Even if the affidavits supporting the warrant of arrest were defective, it was still error to dismiss the information. The warrant was issued and the arrest made prior to filing the information.[8] When appellees moved to quash the arrest, a verified information was pending against them. No contention is made here, and apparently none below, that the information was defective. Appellees state that the trial judge dismissed the information because "it was apparent that the prosecution was based on the same affidavits which he had already held to be insufficient," but the trial court had no right to assume, if it did, that in proving its case the Government would offer no evidence other than that contained in the affidavits.

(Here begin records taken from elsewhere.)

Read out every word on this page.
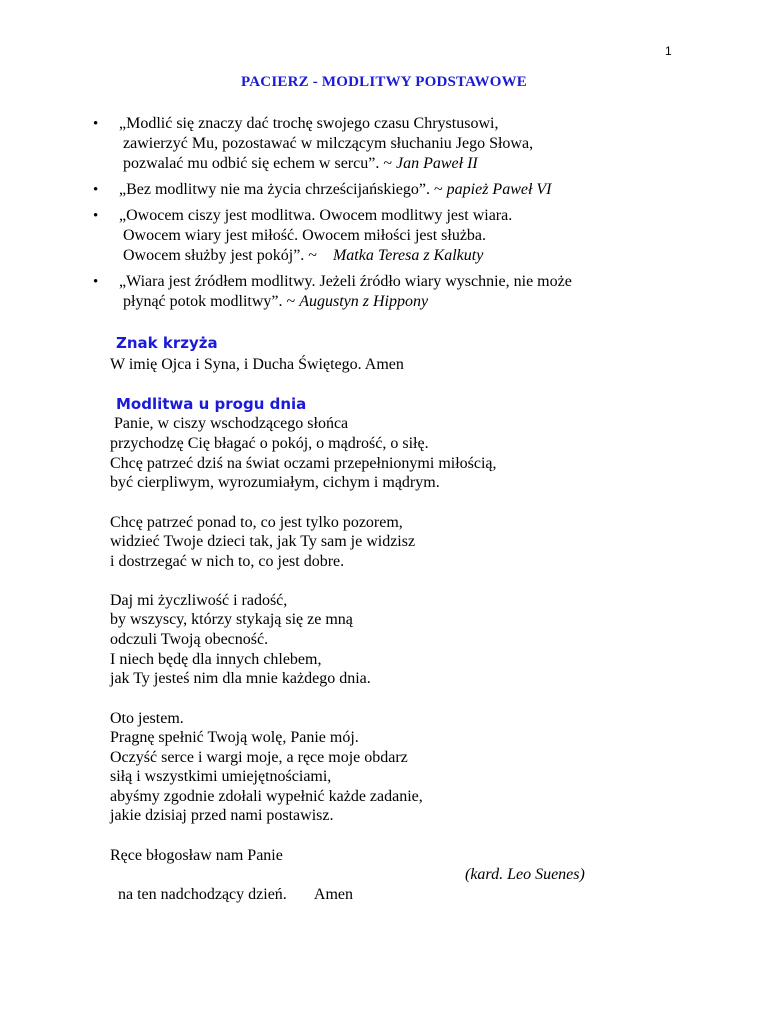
1
PACIERZ - MODLITWY PODSTAWOWE
• „Modlić się znaczy dać trochę swojego czasu Chrystusowi,
zawierzyć Mu, pozostawać w milczącym słuchaniu Jego Słowa,
pozwalać mu odbić się echem w sercu”. ~ Jan Paweł II
• „Bez modlitwy nie ma życia chrześcijańskiego”. ~ papież Paweł VI
• „Owocem ciszy jest modlitwa. Owocem modlitwy jest wiara.
Owocem wiary jest miłość. Owocem miłości jest służba.
Owocem służby jest pokój”. ~    Matka Teresa z Kalkuty
• „Wiara jest źródłem modlitwy. Jeżeli źródło wiary wyschnie, nie może
płynąć potok modlitwy”. ~ Augustyn z Hippony
Znak krzyża
W imię Ojca i Syna, i Ducha Świętego. Amen
Modlitwa u progu dnia
Panie, w ciszy wschodzącego słońca
przychodzę Cię błagać o pokój, o mądrość, o siłę.
Chcę patrzeć dziś na świat oczami przepełnionymi miłością,
być cierpliwym, wyrozumiałym, cichym i mądrym.
Chcę patrzeć ponad to, co jest tylko pozorem,
widzieć Twoje dzieci tak, jak Ty sam je widzisz
i dostrzegać w nich to, co jest dobre.
Daj mi życzliwość i radość,
by wszyscy, którzy stykają się ze mną
odczuli Twoją obecność.
I niech będę dla innych chlebem,
jak Ty jesteś nim dla mnie każdego dnia.
Oto jestem.
Pragnę spełnić Twoją wolę, Panie mój.
Oczyść serce i wargi moje, a ręce moje obdarz
siłą i wszystkimi umiejętnościami,
abyśmy zgodnie zdołali wypełnić każde zadanie,
jakie dzisiaj przed nami postawisz.
Ręce błogosław nam Panie

na ten nadchodzący dzień.       Amen

(kard. Leo Suenes)
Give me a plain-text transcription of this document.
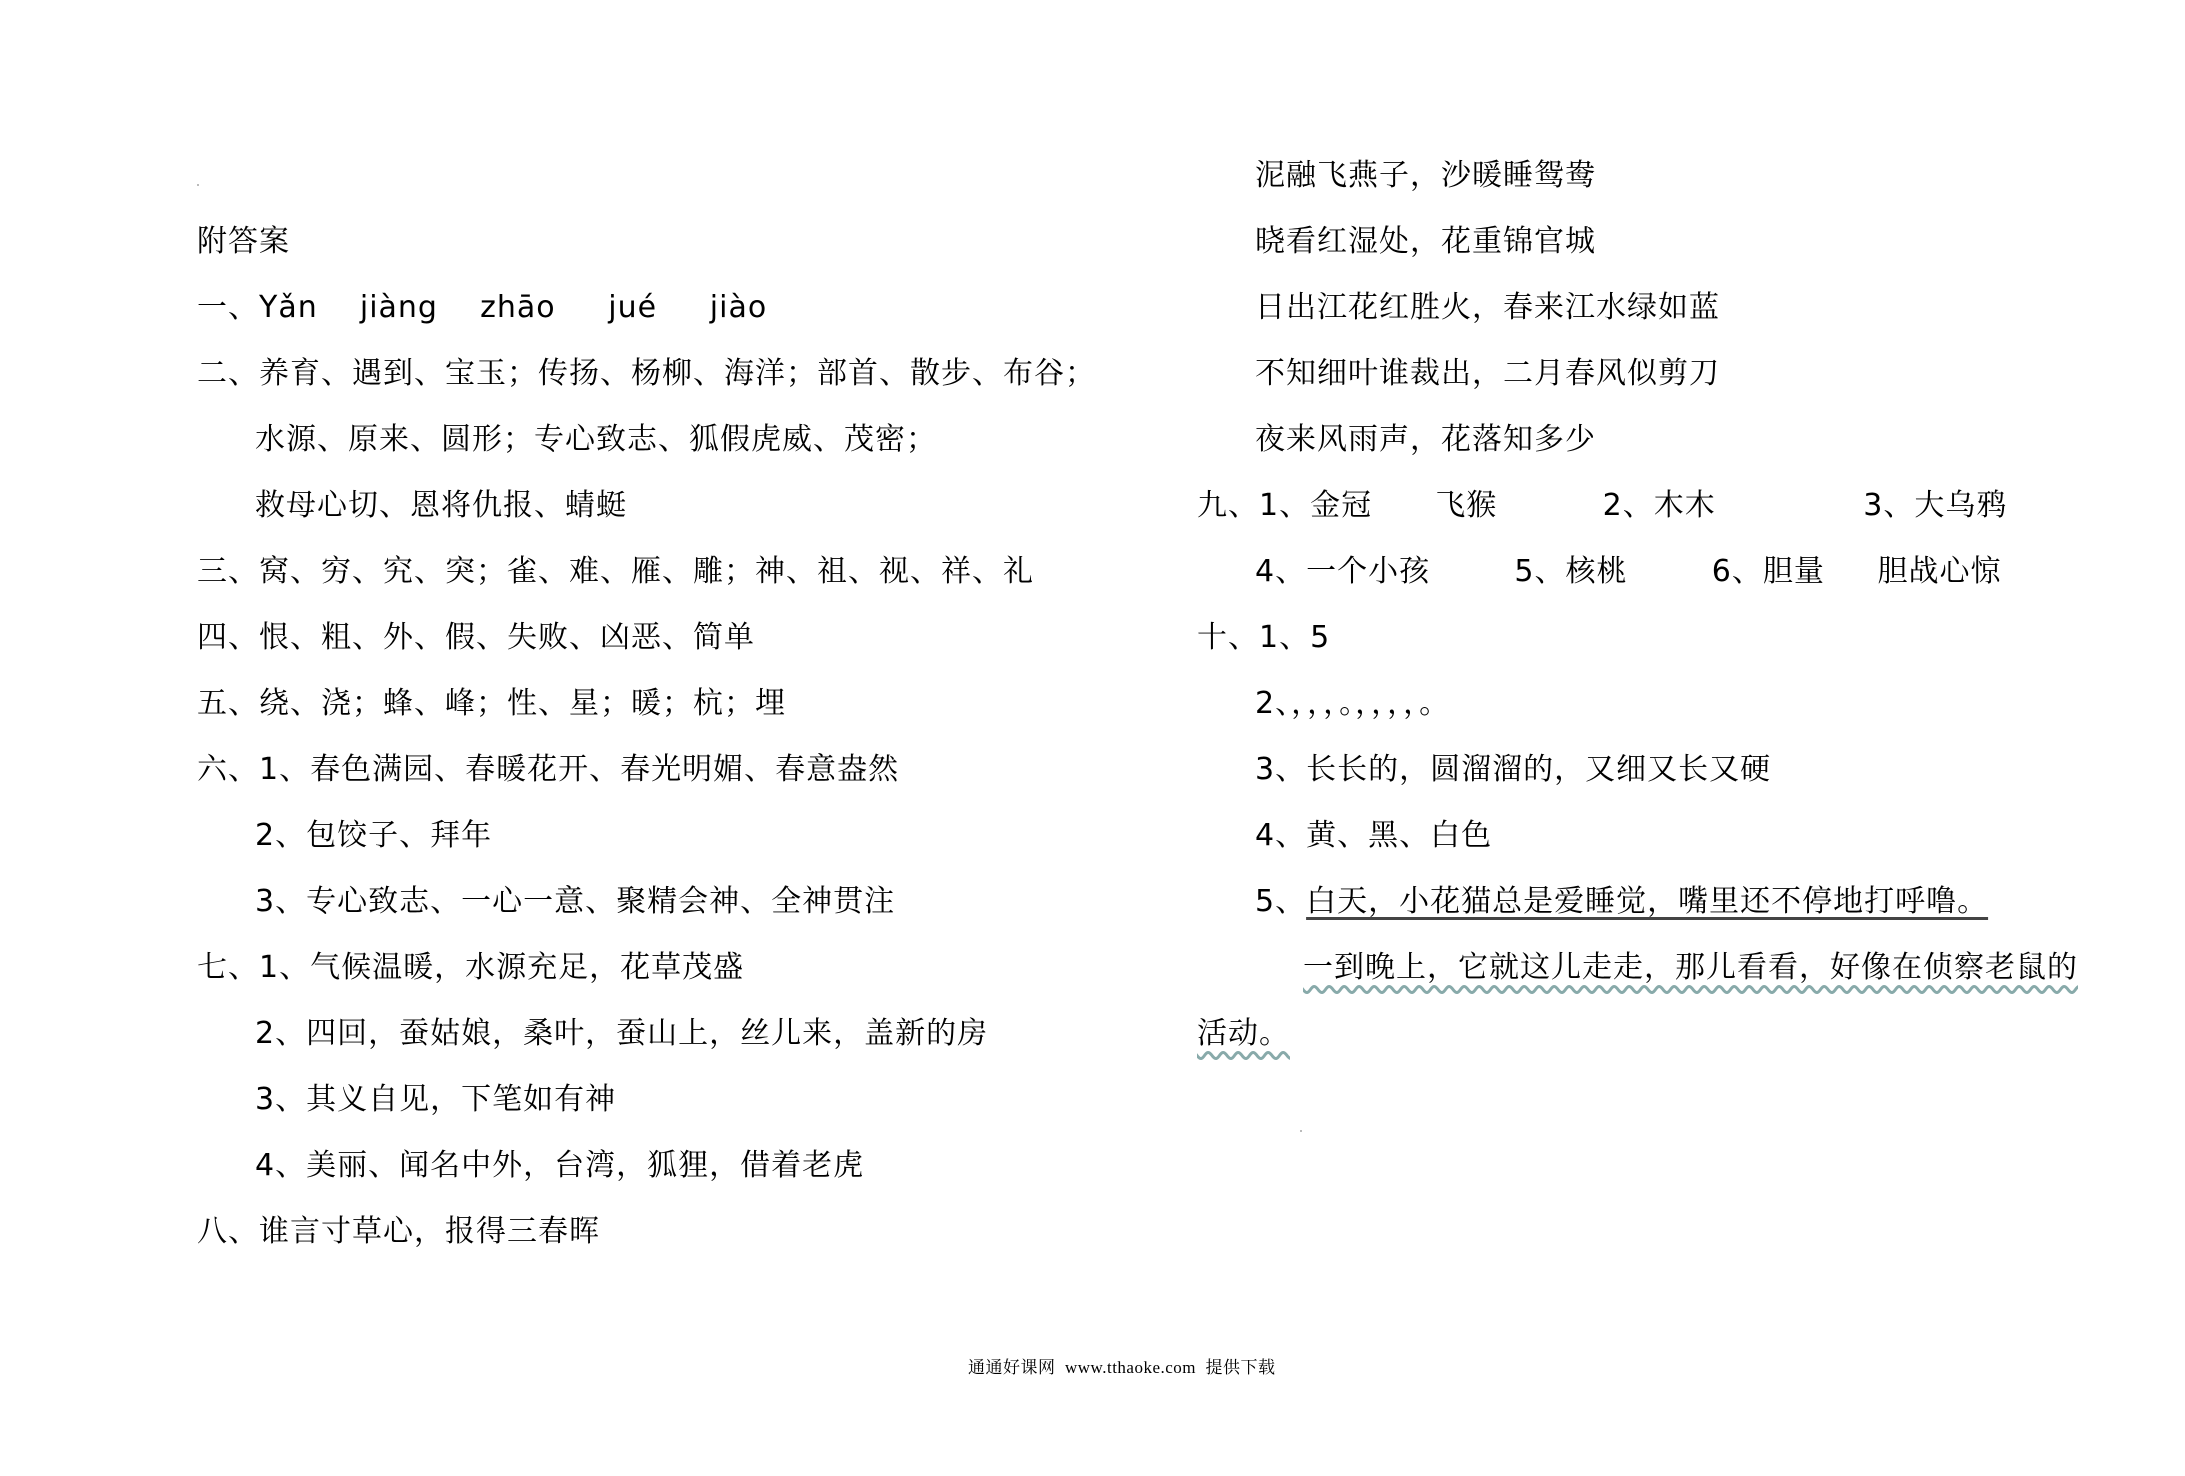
附答案
一、Yǎn    jiàng    zhāo     jué     jiào
二、养育、遇到、宝玉；传扬、杨柳、海洋；部首、散步、布谷；
水源、原来、圆形；专心致志、狐假虎威、茂密；
救母心切、恩将仇报、蜻蜓
三、窝、穷、究、突；雀、难、雁、雕；神、祖、视、祥、礼
四、恨、粗、外、假、失败、凶恶、简单
五、绕、浇；蜂、峰；性、星；暖；杭；埋
六、1、春色满园、春暖花开、春光明媚、春意盎然
2、包饺子、拜年
3、专心致志、一心一意、聚精会神、全神贯注
七、1、气候温暖，水源充足，花草茂盛
2、四回，蚕姑娘，桑叶，蚕山上，丝儿来，盖新的房
3、其义自见，下笔如有神
4、美丽、闻名中外，台湾，狐狸，借着老虎
八、谁言寸草心，报得三春晖
泥融飞燕子，沙暖睡鸳鸯
晓看红湿处，花重锦官城
日出江花红胜火，春来江水绿如蓝
不知细叶谁裁出，二月春风似剪刀
夜来风雨声，花落知多少
九、1、金冠      飞猴          2、木木              3、大乌鸦
4、一个小孩        5、核桃        6、胆量     胆战心惊
十、1、5
2、，，，。，，，，。
3、长长的，圆溜溜的，又细又长又硬
4、黄、黑、白色
5、白天，小花猫总是爱睡觉，嘴里还不停地打呼噜。
一到晚上，它就这儿走走，那儿看看，好像在侦察老鼠的
活动。
通通好课网  www.tthaoke.com  提供下载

"* * * a false arrest does not necessarily deprive the court of jurisdiction of the proceeding in which it was made." *873 Albrecht v. United States, 273 U.S. 1, 8, 47 S.Ct. 250, 252, 71 L.Ed. 505. In Davenport v. District of Columbia, D.C.Mun.App., 61 A.2d 486, we referred to the well-settled rule that a court will not inquire into the manner in which an accused is brought before it.[9] In Commonwealth v. Gorman, 288 Mass. 294, 192 N.E. 618, 621, 96 A.L.R. 977, the court said: "* * * we think it is the law, that where a defendant is physically before the court upon a complaint or indictment, either because he is held in custody after an arrest or because he has appeared in person after giving bail, the invalidity of his original arrest is immaterial, even though seasonably raised."

There is even less in the record to justify the court's action with respect to the appellee Miles. She was not named in the warrant of arrest and the record does not show when or under what circumstances she was arrested. The record contains nothing to even indicate that her arrest was illegal.

Reversed and remanded.

NOTES

[1] "Any person convicted of keeping a bawdy or disorderly house shall be punished by a fine not exceeding five hundred dollars or imprisonment not exceeding one year, or both." Code 1940, § 22-2722.

[2] The statement of proceedings indicates that appellees also made a motion to dismiss the information but the only motion set out in the record is the motion to quash arrest.

[3] 27 C.J.S., Disorderly Houses, § 1; 17 Am.Jur. Disorderly Houses, § 2; Wharton's Criminal Law (12th ed.), § 1722. See also United States v. Gray, Fed. Cas.No.15,251, 2 Cranch C.C. 675; United States v. Elder, Fed.Cas.No.15,039, 4 Cranch C.C. 507.

[4] 13 Am.Jur. Corporations § 1100.

[5] Carolene Products Co. v. United States, 4 Cir., 140 F.2d 61, 66, affirmed 323 U.S. 18, 65 S.Ct. 1, 89 L.Ed. 15. See also People v. Detroit White Lead Works, 82 Mich. 471, 46 N.W. 735, 9 L.R.A. 722; State v. McBride, 215 Minn. 123, 9 N.W.2d 416; People v. Cooper, 200 App.Div. 413, 193 N.Y.Supp. 16. Cf. Ledbetter v. State, 20 Ala.App. 626, 104 So. 777.

[6] Cf. De Forest v. United States, 11 App. D.C. 458.

[7] United States v. Basiliko, D.C.Mun.App., 35 A.2d 185.

[8] There is no indication in the record that any evidence was seized or obtained incident to the arrest.